Stephanie Galindo, et al., v. David Stover, et al., CA No. 2021-0031-SG (Del. Ch. Jan 26, 2022) (Glasscock, V.C.)
In this post-closing damages action, former stockholders of Noble Energy, Inc. (the “Company”) challenged the Company’s merger with Chevron Corporation (“Chevron”), alleging that certain directors and officers of the Company breached their fiduciary duties in connection with the negotiation and approval of the merger. To avoid Corwin cleansing on a motion to dismiss, plaintiffs alleged that the stockholder vote approving the merger was not fully informed due to the omission of certain information from the Company’s definitive merger proxy. The Court of Chancery granted defendants’ motion to dismiss, concluding that the omitted information was not material and, therefore, Corwin applied.
The complaint alleged that, in 2018, the Company received an expression of interest from Cynergy Capital, Ltd (“Cynergy”) relating to the Company’s Eastern Mediterranean oil and gas assets. Although the Company never responded to the expression of interest, the following year the Company explored a sale of those assets, receiving interest from three companies, including Chevron. After one of the companies withdrew its interest, the Company’s board of directors (the “Board”) concluded that, to remain competitive, it must become a consolidator or be sold to a larger company.
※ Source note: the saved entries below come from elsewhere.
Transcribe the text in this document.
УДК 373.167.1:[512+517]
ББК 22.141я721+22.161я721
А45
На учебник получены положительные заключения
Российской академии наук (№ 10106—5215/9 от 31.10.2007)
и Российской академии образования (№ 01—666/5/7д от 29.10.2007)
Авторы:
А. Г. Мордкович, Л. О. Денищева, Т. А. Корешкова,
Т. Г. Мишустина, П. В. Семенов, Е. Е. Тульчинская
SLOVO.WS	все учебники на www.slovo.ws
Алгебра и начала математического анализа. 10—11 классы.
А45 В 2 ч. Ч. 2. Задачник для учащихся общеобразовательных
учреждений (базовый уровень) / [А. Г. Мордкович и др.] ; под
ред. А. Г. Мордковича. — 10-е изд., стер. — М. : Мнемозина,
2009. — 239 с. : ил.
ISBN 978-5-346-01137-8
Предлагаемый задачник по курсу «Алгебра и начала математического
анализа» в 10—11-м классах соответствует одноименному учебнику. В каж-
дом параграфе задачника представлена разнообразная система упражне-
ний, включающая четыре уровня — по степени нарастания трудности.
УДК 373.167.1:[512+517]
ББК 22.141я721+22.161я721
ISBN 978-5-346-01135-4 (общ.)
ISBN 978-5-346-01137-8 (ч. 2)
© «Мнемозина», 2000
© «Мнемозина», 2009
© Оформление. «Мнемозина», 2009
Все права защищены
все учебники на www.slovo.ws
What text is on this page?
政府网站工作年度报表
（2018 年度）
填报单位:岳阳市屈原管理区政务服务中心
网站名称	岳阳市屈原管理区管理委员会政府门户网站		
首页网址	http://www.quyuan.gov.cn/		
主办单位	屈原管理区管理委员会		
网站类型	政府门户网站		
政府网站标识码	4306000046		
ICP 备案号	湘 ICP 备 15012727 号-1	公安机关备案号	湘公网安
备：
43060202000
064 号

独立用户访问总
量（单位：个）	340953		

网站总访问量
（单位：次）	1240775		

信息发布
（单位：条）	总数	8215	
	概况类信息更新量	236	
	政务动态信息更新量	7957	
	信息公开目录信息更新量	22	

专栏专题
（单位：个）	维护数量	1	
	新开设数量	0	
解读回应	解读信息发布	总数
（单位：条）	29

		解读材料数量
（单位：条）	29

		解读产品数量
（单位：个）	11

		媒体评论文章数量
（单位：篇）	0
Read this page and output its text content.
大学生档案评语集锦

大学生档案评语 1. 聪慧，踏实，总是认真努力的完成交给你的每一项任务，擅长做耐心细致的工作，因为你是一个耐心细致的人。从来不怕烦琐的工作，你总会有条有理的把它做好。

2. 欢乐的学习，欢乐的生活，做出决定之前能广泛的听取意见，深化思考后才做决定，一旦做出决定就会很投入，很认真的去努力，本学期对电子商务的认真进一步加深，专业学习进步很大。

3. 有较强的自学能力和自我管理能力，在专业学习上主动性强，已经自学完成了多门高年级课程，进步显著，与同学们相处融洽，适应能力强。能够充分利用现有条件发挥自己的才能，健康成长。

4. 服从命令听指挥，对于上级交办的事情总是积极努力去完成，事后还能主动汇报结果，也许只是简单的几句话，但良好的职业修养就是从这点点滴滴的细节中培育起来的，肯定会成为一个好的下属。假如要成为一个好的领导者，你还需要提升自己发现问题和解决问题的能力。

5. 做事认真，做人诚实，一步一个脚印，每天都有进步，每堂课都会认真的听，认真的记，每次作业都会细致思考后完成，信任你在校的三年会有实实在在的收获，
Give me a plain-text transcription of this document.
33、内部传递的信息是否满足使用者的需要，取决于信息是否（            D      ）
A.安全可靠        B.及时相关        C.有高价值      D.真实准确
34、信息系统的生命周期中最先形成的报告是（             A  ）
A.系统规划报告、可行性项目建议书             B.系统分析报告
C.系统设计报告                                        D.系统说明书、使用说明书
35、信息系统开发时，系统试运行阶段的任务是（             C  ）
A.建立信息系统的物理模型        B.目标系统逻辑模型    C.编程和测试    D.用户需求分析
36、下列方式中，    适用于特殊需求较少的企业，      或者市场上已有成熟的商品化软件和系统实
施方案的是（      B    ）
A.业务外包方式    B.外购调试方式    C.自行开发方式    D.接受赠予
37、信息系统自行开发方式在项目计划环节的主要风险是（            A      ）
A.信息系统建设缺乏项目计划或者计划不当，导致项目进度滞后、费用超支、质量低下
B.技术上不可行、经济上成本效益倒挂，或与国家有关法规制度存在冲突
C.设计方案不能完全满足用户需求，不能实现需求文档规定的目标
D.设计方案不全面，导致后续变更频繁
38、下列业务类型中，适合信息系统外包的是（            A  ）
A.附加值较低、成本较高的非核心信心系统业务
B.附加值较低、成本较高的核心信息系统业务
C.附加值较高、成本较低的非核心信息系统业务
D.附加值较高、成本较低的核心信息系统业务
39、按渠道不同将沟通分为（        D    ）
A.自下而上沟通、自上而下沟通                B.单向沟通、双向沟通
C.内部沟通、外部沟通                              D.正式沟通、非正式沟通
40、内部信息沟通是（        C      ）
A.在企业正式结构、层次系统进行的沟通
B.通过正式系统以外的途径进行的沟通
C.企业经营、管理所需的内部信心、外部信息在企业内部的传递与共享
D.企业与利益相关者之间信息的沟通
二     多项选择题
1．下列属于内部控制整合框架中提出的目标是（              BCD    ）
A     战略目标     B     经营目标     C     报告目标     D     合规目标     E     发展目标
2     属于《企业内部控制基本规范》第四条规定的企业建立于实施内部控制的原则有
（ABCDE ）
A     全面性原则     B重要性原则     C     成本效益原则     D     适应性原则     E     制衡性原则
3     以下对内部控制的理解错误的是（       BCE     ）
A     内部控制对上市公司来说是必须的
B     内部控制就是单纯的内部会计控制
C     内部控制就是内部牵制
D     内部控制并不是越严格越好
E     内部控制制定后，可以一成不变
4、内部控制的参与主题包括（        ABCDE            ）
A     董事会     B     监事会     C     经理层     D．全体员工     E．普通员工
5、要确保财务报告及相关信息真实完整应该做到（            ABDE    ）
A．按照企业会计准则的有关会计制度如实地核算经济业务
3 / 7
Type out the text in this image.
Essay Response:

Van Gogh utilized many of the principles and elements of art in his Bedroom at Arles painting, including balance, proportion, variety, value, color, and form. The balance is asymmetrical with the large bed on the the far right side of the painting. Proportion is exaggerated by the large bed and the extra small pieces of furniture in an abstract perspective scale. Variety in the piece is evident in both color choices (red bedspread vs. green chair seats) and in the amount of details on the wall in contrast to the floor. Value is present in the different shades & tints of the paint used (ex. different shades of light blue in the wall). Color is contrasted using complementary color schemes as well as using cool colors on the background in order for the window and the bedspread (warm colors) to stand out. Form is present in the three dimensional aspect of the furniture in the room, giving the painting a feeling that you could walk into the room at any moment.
At the same time, the onset of the COVID-19 pandemic and a decline in the Company’s stock price caused the Company to reduce senior leadership salaries. The Company, however, amended its severance plan to provide that any change-in-control benefits would be calculated based on the pre-reduction salaries. The Board eventually decided not to sell the Eastern Mediterranean assets. Instead, the Board established an advisory group to explore strategic alternatives, which resulted in a merger with Chevron (the “Merger”).
In their post-closing damages complaint, plaintiffs alleged the definitive proxy statement seeking stockholder approval of the Merger and the executive compensation plan to be paid in connection with the Merger (the “Merger Proxy”) was materially incomplete for two reasons: (1) the Merger Proxy did not disclose the Cynergy proposal from 2018, and (2) the Merger Proxy did not disclose the timing and rationale behind the amendments to the severance plan.
In determining whether the alleged breaches of fiduciary duty were cleansed by an informed and uncoerced vote of the stockholders, the Court considered whether the omitted disclosures were material. The Court determined that the omission of the Cynergy proposal was immaterial because neither the Board nor management ever entertained the Cynergy proposal, and the circumstances surrounding the Cynergy proposal were significantly separated from the Merger with respect to time, deal structure, and the present circumstances of the Company in light of the pandemic. The Court further determined that the omission of certain details related to the severance plan amendments, including the timing of and rationale for the amendments, was not material because the Merger Proxy disclosed the potential payments and referenced the Company’s Form 10-Q, which had previously attached the amended severance plan. The Court explained further that, even if plaintiffs rejected the Merger with Chevron, the amended severance plan would have remained in effect and would have applied to any change-of-control transaction.
Having found that neither of the two alleged omissions was material, and because plaintiffs did not allege coercion of the Company’s stockholders, the Court held that Corwin applied to the Merger and granted defendants’ motion to dismiss.